Yesterday, Neon had an operation to remove a brain tumour, which Ms Roberts opposed but the court was told "went well".

Neon's mother is also opposed to radiotherapy because she believes he would be permanently damaged by this.

Mr Justice Bodey ruled earlier this week that an operation should be carried out after hearing from a specialist that this was urgently needed.

Ian Peddie QC, for Ms Roberts, told Mr Justice Bodey: "The mother has reported, is happily relieved to report, that the operation went well."

Victoria Butler-Cole, who is representing doctors involved in Neon's care, said Ms Roberts was proposing "experimental therapies " which were unproven as alternatives to radiotherapy.

Radiotherapy

A specialist treating Neon has accepted that there could be side effects to radiotherapy, but said that without this treatment he could die within a few months

Ms Roberts, a 37-year-old New Zealander who lives in Brighton, believes Neon's future growth and IQ could be adversely affected by radiotherapy. She fears it could "fry" her only son's brain.

Speaking about surgery, Mr Justice Bodey said earlier this week: "I have reflected on the mother's concerns and no-one could fail to sympathise. I have weighed up the risks attached with surgery.
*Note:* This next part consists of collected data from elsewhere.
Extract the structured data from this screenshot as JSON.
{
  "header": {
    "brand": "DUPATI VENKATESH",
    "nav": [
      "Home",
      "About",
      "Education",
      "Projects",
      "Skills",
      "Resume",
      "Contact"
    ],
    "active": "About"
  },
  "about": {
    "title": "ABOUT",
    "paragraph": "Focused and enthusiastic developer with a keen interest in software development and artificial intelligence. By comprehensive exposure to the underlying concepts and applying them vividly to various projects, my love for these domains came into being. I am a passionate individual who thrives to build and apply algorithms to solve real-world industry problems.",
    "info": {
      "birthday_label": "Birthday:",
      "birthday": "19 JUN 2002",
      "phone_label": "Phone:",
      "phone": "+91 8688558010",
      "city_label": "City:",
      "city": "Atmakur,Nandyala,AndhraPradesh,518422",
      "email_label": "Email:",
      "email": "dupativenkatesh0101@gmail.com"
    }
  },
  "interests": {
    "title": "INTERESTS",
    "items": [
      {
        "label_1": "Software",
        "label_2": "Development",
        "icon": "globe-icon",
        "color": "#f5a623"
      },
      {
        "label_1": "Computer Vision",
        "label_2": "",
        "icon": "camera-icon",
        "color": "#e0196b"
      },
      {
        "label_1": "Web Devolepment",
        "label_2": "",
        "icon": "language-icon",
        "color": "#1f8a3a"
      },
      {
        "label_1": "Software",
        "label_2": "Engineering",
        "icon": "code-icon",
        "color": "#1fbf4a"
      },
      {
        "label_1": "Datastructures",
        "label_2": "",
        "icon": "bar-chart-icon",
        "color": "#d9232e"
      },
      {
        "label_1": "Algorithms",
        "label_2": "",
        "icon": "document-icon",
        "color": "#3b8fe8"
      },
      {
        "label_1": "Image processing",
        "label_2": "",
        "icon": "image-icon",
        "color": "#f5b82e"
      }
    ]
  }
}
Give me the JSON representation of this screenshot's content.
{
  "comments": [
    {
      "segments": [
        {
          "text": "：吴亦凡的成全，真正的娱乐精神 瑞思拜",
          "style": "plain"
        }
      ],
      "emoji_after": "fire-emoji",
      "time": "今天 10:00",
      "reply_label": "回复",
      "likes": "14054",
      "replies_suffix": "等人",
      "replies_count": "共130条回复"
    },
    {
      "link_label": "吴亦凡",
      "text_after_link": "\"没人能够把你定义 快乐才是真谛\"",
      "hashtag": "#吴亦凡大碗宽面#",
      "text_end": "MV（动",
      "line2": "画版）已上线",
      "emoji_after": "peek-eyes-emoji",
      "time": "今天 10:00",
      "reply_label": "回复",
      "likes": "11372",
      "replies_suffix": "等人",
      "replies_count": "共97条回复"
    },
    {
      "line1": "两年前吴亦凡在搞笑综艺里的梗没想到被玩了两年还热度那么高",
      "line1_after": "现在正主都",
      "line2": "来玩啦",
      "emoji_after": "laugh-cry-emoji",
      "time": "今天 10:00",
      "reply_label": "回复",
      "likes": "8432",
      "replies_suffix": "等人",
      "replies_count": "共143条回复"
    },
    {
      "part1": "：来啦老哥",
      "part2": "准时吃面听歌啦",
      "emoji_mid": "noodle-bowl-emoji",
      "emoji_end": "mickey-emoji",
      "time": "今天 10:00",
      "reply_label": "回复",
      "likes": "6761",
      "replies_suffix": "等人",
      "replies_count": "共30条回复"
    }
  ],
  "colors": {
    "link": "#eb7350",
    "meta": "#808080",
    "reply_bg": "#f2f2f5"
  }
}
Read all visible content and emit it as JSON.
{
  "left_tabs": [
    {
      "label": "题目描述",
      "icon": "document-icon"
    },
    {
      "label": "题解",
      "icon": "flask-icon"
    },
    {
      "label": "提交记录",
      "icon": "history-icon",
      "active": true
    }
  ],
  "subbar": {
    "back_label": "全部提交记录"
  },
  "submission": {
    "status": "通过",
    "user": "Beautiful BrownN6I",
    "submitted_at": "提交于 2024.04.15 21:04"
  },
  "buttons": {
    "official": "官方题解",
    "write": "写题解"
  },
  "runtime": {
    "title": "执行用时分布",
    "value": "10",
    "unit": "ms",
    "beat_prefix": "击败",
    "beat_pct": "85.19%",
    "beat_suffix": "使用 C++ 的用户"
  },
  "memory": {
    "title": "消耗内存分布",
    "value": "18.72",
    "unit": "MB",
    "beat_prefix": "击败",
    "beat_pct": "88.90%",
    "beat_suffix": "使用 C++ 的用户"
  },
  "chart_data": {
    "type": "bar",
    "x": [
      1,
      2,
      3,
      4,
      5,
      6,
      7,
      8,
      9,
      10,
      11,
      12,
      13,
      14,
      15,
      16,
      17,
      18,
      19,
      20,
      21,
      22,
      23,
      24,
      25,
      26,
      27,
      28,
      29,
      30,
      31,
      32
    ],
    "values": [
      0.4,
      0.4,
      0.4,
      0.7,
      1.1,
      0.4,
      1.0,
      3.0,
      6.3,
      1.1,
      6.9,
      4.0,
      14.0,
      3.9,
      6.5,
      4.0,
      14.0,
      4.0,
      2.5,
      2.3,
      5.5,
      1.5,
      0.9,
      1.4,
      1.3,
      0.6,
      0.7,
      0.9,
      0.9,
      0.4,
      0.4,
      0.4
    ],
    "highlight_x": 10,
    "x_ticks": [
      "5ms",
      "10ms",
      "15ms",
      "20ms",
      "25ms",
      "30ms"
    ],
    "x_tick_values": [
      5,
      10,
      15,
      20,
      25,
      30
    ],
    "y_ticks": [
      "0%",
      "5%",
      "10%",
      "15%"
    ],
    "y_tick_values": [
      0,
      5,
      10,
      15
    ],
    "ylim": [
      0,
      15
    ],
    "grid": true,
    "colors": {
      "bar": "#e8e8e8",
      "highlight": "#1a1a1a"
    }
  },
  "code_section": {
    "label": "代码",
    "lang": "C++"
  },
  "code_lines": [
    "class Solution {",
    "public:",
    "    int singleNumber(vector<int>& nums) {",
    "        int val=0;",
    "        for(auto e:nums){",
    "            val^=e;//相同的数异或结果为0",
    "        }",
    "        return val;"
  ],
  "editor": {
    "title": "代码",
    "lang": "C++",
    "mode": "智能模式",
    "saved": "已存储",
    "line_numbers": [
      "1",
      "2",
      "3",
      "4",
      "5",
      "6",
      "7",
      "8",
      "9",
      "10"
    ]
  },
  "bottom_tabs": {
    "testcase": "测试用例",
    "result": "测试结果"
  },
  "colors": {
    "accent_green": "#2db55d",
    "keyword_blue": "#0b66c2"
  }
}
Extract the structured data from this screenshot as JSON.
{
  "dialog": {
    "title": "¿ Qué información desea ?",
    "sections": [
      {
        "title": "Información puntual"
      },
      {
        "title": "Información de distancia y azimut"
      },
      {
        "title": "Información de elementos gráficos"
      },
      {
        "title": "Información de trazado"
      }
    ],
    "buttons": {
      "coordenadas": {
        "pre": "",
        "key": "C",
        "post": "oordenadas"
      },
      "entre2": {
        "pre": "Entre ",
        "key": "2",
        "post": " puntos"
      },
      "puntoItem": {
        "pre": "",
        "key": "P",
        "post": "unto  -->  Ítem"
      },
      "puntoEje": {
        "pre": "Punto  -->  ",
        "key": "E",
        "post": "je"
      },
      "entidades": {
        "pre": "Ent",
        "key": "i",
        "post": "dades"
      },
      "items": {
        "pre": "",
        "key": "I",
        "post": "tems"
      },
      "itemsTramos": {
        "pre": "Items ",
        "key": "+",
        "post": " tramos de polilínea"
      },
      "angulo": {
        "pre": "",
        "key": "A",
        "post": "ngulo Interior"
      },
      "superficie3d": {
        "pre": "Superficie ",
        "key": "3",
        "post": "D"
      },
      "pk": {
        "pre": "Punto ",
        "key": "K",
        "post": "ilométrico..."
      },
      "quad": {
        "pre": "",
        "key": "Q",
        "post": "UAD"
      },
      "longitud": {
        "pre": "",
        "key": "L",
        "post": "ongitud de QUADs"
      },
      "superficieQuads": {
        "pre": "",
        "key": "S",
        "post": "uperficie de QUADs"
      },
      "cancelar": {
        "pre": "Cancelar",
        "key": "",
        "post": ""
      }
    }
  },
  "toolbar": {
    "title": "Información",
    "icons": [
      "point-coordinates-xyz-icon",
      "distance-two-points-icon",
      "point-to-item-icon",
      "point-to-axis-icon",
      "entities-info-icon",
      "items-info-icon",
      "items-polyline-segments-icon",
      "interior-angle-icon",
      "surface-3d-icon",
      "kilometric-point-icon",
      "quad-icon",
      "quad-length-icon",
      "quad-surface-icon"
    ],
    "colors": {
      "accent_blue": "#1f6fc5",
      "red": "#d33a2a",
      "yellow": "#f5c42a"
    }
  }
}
I am quite satisfied that surgery is in his best interests." It was Neon's second operation.

The judge had been due to make a ruling on whether Neon should undergo radiotherapy treatment, but this was delayed after doctors said Neon needed more surgery.

Mr Justice Bodey is now hearing the arguments for and against radiotherapy before making a decision.

'Apprehensive'

Neon's father Ben, who lives in London and is separated from Ms Roberts, did not object to his son having further surgery. He told the court that he had agreed to radiotherapy treatment, but was "apprehensive".

The case first hit the headlines in early December when Ms Roberts, then living in Devon, disappeared with Neon. Both were found after a judge ordered a search.

Ms Roberts apologised for vanishing and told Mr Justice Bodey that she had panicked.